Os Personagens SecundáriosMeu personagem predileto acabou sendo um bem imprevisível: o sogro. Oscar, sogro de Lucio, é um homem magnífico que aos poucos demonstra seu afeto pela família e uma vontade de viver que daria inveja nos jovens. Paola também era magnífica, uma mulher de caráter, e os filhos de Lucio, Eva e Lorenzo, são definitivamente crianças especiais, ainda mais vistos pelos olhos do pai.

Capa, Diagramação e Escrita: Apesar de simples, essa capa combina perfeitamente com a trama, a rosquinha assassina e tudo. A diagramação está ótima, com capítulos bem curtos falando sobre cada dia de Lucio, mas encontrei alguns errinhos de revisão.
A escrita de Fausto é algo que eu não esperava. No início achei estranho um narrador que conversa com o leitor, porém é como se ele realmente estivesse contando sua história, o que adorei. Além disso, suspeito que Fausto tenha feito uma pesquisa profunda, pois o livro pareceu realmente ter sido escrito por alguém que passou por aquela situação. A única parte que não gostei tanto foi a mania do protagonista de relatar quem foi o inventor de todas as coisas imagináveis que surgiam na trama, o que ficou um pouco repetitivo.
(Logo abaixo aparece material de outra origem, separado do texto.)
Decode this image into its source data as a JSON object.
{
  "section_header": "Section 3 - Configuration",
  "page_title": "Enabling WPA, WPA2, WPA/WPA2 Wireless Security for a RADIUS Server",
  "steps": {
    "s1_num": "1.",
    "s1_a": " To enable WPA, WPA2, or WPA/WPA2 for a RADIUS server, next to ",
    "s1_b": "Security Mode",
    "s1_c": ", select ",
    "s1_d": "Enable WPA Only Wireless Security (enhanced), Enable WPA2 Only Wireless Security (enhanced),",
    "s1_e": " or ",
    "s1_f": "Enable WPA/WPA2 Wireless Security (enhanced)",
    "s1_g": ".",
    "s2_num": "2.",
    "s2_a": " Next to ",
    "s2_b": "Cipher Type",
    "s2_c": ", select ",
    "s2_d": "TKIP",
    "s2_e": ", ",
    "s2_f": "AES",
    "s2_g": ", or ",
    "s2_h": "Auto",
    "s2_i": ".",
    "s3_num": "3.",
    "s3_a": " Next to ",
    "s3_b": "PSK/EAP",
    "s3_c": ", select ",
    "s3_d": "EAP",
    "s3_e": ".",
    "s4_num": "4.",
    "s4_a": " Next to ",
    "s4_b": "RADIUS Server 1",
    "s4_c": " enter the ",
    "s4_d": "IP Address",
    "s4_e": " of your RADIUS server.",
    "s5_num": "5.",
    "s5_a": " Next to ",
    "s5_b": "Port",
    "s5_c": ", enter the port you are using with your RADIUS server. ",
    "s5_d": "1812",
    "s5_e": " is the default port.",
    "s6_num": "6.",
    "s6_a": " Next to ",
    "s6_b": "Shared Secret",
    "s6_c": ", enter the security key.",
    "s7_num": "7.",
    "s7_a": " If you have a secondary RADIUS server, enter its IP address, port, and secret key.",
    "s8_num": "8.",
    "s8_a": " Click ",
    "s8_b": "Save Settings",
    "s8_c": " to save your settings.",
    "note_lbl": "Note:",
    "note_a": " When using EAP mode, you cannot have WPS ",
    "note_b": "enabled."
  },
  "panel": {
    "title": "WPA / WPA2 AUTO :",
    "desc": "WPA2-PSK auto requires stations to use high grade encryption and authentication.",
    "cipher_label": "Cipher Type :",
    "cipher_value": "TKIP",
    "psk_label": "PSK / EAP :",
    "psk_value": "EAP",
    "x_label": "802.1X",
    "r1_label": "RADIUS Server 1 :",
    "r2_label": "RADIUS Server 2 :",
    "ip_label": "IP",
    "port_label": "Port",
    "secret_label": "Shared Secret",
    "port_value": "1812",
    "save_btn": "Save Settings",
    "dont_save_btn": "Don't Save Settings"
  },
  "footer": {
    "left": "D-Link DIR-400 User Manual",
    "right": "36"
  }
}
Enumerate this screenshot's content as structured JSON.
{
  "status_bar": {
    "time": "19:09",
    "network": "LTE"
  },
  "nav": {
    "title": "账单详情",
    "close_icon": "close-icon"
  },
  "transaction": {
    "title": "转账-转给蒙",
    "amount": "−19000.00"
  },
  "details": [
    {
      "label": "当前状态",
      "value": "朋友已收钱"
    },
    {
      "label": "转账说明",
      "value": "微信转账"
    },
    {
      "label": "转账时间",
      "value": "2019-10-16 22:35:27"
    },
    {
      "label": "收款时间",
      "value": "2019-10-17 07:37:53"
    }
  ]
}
Concluindo:  Leiam. Sei que não é um livro para todos, por ser um pouco reflexivo e nem sempre alegre, porém é lindo demais, daqueles livros que acrescentam alguma coisa na vida do leitor. Não é perfeito, porém continua sendo brilhante.

Quotes:
Era um domingo inútil e tropical, não aconteceu nada de muito relevante. Isso sem contar o fato de que, às 13h27, eu respirei fundo e morri.

Havia anos que não sonhava com meus pais. Eles me fazem muita falta. E os odeio profundamente. Eu antecipei a você que falaria deles só quando estivesse a fim. Hoje estou a fim. Assim você também vai odiá-los depois.


Amo as peças da escola, mas nunca tive a sorte de viver uma como ator principal. Como disse a você, eu era gorducho e meu papel natural era o amigo simpático do protagonista. Uma vez eu sofri a humilhação máxima num espetáculo de Natal: me fizeram ser o boi.